Since her school days itself, she developed an affinity for computers and gradually it led her to aspire to be a computer programmer. Mamata went on to do a Bachelor’s and Master’s both in Computer Applications (BCA and MCA). She points out that B tech graduates have an unfair advantage when it comes to campus placements and interviews at tech companies. After many trials, Mamata found herself a job at Infosys, which she could not join owing to health issues.
As a result, Mamata was unemployed for 6 months straight, and she lost touch from the job market. Further, she looked for other support roles but without any luck. Mamata’s younger brother who is an engineer at Wipro, recommended Masai School to her. By the time, Mamata had already identified that her skillset from her computer applications degrees were not enough for her to be fully job-ready.
Zero upfront fee
To reduce the burden of student loans for engineering students, Masai School operates on an Income Sharing Agreement (ISA) where the students pay zero upfront cost. Once they graduate from the course, the students will pay back 15 percent of their monthly income for 36 months, or until they reach a maximum capped amount of INR 3 lac.

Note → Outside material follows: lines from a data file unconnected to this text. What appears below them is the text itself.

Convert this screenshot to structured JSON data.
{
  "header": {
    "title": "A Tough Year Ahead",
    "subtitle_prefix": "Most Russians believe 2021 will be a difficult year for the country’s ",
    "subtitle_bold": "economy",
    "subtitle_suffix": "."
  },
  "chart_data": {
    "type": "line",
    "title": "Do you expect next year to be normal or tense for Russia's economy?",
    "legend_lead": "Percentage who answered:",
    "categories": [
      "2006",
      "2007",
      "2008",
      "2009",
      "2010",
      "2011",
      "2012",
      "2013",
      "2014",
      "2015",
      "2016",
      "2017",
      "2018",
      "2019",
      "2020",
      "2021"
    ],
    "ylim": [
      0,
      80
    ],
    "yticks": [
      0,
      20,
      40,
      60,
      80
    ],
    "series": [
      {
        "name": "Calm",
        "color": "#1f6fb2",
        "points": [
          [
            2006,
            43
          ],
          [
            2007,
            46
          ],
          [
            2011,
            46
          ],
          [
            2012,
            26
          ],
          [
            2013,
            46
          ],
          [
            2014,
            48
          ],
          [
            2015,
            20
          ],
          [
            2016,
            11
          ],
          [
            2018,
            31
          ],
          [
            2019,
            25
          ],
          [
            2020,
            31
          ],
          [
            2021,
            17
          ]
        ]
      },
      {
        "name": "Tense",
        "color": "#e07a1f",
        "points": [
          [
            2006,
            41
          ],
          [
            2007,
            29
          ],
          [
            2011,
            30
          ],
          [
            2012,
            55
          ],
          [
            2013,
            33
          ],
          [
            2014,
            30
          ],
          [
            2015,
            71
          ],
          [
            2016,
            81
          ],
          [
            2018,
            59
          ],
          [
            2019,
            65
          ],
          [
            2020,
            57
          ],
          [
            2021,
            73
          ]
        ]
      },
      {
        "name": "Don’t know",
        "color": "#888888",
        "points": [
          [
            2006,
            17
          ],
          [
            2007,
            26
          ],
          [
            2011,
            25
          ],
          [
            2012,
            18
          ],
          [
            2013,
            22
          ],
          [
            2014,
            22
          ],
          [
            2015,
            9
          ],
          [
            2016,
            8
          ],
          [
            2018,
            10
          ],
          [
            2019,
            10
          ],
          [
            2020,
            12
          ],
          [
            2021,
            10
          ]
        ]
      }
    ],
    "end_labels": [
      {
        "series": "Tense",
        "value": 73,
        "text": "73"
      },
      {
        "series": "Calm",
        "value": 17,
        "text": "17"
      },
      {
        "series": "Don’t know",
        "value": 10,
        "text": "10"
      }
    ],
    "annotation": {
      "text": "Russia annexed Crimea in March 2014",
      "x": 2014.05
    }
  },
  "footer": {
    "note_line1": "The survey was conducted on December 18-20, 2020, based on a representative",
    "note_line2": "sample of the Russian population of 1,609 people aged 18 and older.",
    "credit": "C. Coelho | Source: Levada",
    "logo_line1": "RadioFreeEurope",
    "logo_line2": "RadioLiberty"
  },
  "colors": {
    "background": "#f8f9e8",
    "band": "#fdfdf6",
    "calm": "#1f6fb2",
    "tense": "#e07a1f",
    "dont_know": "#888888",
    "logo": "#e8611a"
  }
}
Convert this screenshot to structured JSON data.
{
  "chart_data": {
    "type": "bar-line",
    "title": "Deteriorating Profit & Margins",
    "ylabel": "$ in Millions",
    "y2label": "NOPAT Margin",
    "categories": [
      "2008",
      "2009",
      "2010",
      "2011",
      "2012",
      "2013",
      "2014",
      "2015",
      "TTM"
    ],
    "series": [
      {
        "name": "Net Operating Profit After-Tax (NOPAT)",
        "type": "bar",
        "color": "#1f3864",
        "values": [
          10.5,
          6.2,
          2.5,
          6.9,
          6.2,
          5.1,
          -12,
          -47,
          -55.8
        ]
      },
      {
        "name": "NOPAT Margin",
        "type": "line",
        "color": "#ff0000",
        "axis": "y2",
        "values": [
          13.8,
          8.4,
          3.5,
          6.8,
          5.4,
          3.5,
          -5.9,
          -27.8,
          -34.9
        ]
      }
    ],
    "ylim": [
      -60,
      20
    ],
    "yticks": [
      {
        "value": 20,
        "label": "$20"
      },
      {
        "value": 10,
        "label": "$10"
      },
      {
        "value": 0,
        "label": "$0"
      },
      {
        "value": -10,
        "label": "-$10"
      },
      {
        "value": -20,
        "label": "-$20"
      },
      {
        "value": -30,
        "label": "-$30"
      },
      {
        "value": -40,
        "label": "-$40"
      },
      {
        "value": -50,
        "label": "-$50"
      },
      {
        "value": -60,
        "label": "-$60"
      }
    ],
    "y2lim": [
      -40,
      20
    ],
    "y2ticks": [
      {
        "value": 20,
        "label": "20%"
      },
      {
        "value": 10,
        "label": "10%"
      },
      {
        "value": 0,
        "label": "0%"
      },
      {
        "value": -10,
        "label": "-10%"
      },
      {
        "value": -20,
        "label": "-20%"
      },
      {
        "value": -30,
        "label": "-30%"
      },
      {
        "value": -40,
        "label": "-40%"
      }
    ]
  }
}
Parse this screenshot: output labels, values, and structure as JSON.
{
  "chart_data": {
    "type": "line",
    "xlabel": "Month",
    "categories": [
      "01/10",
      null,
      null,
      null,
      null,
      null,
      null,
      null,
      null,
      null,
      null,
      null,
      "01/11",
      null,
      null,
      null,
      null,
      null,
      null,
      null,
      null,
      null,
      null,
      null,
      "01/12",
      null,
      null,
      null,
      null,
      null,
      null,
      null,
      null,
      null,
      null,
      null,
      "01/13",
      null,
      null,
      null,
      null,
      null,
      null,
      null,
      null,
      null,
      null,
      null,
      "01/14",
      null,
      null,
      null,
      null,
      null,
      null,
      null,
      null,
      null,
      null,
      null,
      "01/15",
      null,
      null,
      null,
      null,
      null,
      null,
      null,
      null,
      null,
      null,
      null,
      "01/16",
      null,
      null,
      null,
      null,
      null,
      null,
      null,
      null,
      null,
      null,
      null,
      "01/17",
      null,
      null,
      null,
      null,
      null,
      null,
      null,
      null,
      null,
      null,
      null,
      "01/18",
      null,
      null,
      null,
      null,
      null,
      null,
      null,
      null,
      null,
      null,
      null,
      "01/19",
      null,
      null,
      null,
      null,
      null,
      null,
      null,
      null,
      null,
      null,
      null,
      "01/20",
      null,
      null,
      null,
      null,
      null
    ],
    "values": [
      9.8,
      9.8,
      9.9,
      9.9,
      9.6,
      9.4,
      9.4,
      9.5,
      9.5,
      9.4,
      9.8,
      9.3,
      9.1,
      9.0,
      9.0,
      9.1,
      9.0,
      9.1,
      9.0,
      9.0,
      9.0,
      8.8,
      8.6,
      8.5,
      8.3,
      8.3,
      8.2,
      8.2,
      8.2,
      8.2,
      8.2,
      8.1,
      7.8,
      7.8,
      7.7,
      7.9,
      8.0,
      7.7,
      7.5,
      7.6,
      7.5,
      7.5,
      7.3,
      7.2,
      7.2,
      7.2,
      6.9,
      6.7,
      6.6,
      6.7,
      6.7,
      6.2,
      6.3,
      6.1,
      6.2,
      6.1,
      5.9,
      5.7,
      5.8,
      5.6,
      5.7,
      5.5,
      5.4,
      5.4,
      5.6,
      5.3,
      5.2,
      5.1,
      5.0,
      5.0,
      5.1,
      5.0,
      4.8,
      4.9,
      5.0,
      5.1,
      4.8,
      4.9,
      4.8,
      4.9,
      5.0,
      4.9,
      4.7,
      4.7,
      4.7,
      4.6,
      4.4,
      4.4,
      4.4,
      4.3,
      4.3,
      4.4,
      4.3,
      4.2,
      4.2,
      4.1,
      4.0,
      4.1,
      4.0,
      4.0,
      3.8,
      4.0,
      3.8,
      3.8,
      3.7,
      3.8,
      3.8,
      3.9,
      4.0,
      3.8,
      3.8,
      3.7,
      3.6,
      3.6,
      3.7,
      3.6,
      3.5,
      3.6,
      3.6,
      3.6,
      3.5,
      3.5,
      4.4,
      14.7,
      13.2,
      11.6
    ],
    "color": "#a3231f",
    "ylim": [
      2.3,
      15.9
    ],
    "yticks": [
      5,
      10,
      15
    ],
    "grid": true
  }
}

However, the Income-Sharing Agreement is applicable only when the students get a job offer with a package of INR 5 LPA or more.
“My parents had already paid for both my Bachelor’s and Master’s. Despite that, I was still unable to find the right job. Besides, there was a clear gap between the amount of skill I had and the kind of skills tech companies needed from web developers.”
Plenty of research had gone into the course before Mamata was fully confident that Masai School was the right place for her.
Mamata goes on to say that the staff and mentors at Masai were helpful enough not just with technical education but also emotional support. She was facing a fair amount of hardships, trying to manage the rigorous military-style coding system. Initially, she was excited about the whole idea, but it took Mamata some time to get used to the curriculum.
Before joining Masai, Mamata was an afternoon sleeper and she confesses that she was a lazy student.
“I was pleasantly surprised to see myself going through a lot of transformation. The coursework and the study material seemed so interesting that I was completely okay with giving up on my noon sleep, and also worked extra hard beyond 9AM — 9PM. And the staff was helpful enough to get me on the right track throughout the course of my coding journey.”
After the completion of the course, she even went on to attend around numerous mock interviews, facilitated by external partners who work at reputed tech companies. Recalling an encounter with one of the instructional associates at Masai, Mamata says she was very disheartened after she was rejected in many job interviews before she finally got placed.
Having attended over 25 interviews in 2 months, Mamata spoke with the mentor for about 45 minutes to gain some insight and psychological support from him.
Immediately after the conversation, Mamata found a job. She was clearly able to identify her shortcomings and weaknesses and after having worked them out, finding a job was not a tough task anymore.